Robert Spivey and Lillie D. Lynch were convicted of murder in the second degree, and they appeal. Reversed, and remanded for new trial.

Roy D. Campbell, of Cotton Plant, and Thomas & Lee, of Clarendon, for appellants. Wm. L. Moose, Atty. Gen., and John P. Streepey, Asst. Atty. Gen., for the State.

HART, J.

The defendants, Robert Spivey and Lillie D. Lynch, were indicted for the crime of murder in the first degree, charged to have been committed by Robert Spivey shooting R. C. Lynch while Lillie D. Lynch was present aiding and abetting him. The defendants were tried before a jury and convicted of murder in the second degree, their punishment being fixed at five years each in the state penitentiary. From the judgment of conviction they have duly prosecuted an appeal to this court.

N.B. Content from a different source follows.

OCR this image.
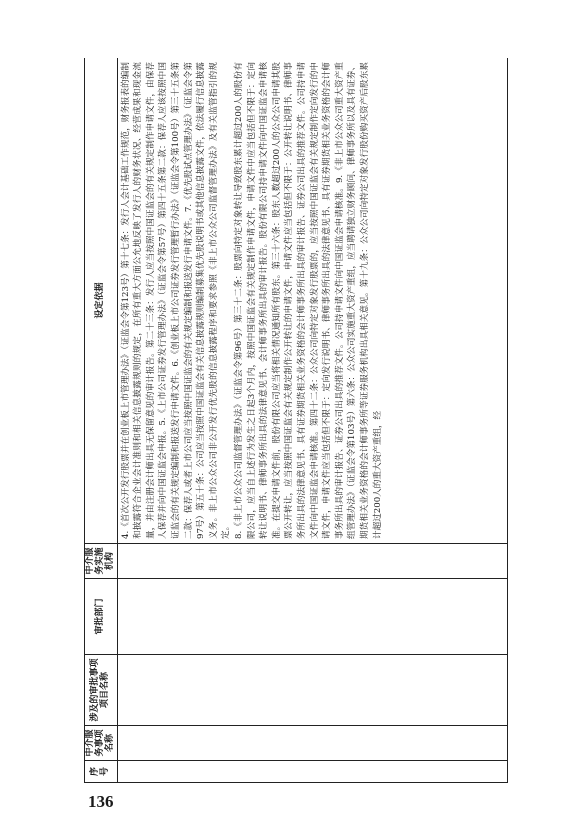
136
序号	中介服务事项名称	涉及的审批事项项目名称	审批部门	中介服务实施机构	设定依据

					4.《首次公开发行股票并在创业板上市管理办法》（证监会令第123号）第十七条：发行人会计基础工作规范，财务报表的编制和披露符合企业会计准则和相关信息披露规则的规定，在所有重大方面公允地反映了发行人的财务状况、经营成果和现金流量，并由注册会计师出具无保留意见的审计报告。第二十三条：发行人应当按照中国证监会的有关规定制作申请文件，由保荐人保荐并向中国证监会申报。5.《上市公司证券发行管理办法》（证监会令第57号）第四十五条第二款：保荐人应该按照中国证监会的有关规定编制和报送发行申请文件。6.《创业板上市公司证券发行管理暂行办法》（证监会令第100号）第三十五条第二款：保荐人或者上市公司应当按照中国证监会的有关规定编制和报送发行申请文件。7.《优先股试点管理办法》（证监会令第97号）第五十条：公司应当按照中国证监会有关信息披露规则编制募集优先股说明书或其他信息披露文件，依法履行信息披露义务。非上市公众公司非公开发行优先股的信息披露程序和要求参照《非上市公众公司监督管理办法》及有关监管指引的规定。 8.《非上市公众公司监督管理办法》（证监会令第96号）第三十二条：股票向特定对象转让导致股东累计超过200人的股份有限公司，应当自上述行为发生之日起3个月内，按照中国证监会有关规定制作申请文件，申请文件中应当包括但不限于：定向转让说明书、律师事务所出具的法律意见书、会计师事务所出具的审计报告。股份有限公司持申请文件向中国证监会申请核准。在提交申请文件前，股份有限公司应当将相关情况通知所有股东。第三十六条：股东人数超过200人的公众公司申请其股票公开转让，应当按照中国证监会有关规定制作公开转让的申请文件，申请文件应当包括但不限于：公开转让说明书、律师事务所出具的法律意见书、具有证券期货相关业务资格的会计师事务所出具的审计报告、证券公司出具的推荐文件。公司持申请文件向中国证监会申请核准。第四十二条：公众公司向特定对象发行股票的，应当按照中国证监会有关规定制作定向发行的申请文件，申请文件应当包括但不限于：定向发行说明书、律师事务所出具的法律意见书、具有证券期货相关业务资格的会计师事务所出具的审计报告、证券公司出具的推荐文件。公司持申请文件向中国证监会申请核准。9.《非上市公众公司重大资产重组管理办法》（证监会令第103号）第六条：公众公司实施重大资产重组，应当聘请独立财务顾问、律师事务所以及具有证券、期货相关业务资格的会计师事务所等证券服务机构出具相关意见。第十九条：公众公司向特定对象发行股份购买资产后股东累计超过200人的重大资产重组，经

The facts, so far as are necessary for a determination of the assignments of error presented, briefly stated, are as follows:

Robert C. Lynch was shot by Robert Spivey, between 10:30 and 11 o'clock p. m., on the 9th day of May, 1913, just after he entered the home of Lillie D. Lynch, in Monroe county, and was instantly killed. At the time he was the husband of Lillie D. Lynch, and Robert Spivey was his stepson. Robert C. Lynch had been formerly married, and by his first wife had reared a family of girl children, all of whom were grown at the time he was killed. He separated from his first wife, and she brought suit for divorce against him. During the pendency of the suit he boarded with the defendant Lillie D. Lynch, who was then Lillie D. Spivey. His first wife was granted a decree of divorce, and about 20 days thereafter he married Lillie D. Spivey and they moved to her farm in Monroe county, Ark., where they resided for about two years, until their separation in the month of September, 1912. During their residence on the farm of the defendant Mrs. Lynch, Robert C. Lynch managed it. In October, 1912, the defendant Lillie D. Lynch instituted a suit for divorce against him, and also sought the recovery of certain property which she alleged Robert C. Lynch had taken from her farm and disposed of for his own use and benefit. This suit was pending at the time Robert C. Lynch was killed. During the pendency of the suit Robert C. Lynch visited the defendant Lillie D. Lynch at her home. According to witnesses for the state, he visited her at least once a week, and their relations were friendly. According to the testimony of the defendants, he did not visit her more than once or twice a month, and during these visits they had quarrels about the division of the property, and their relations were confined to a discussion of their property affairs. Mrs. Lynch occupied as a bedroom one of the front rooms of the house, and her son, Robert E. Spivey, who was about 35 years of age, slept in the room immediately back of her bedroom. On the night Robert C. Lynch was killed he entered the house through a window in the room across the hall from the bedroom of Mrs. Lynch, between 10:30 and 11 o'clock p. m. Just after he entered the room he was shot and killed by Robert E. Spivey. Mrs. Lillie D. Lynch was present.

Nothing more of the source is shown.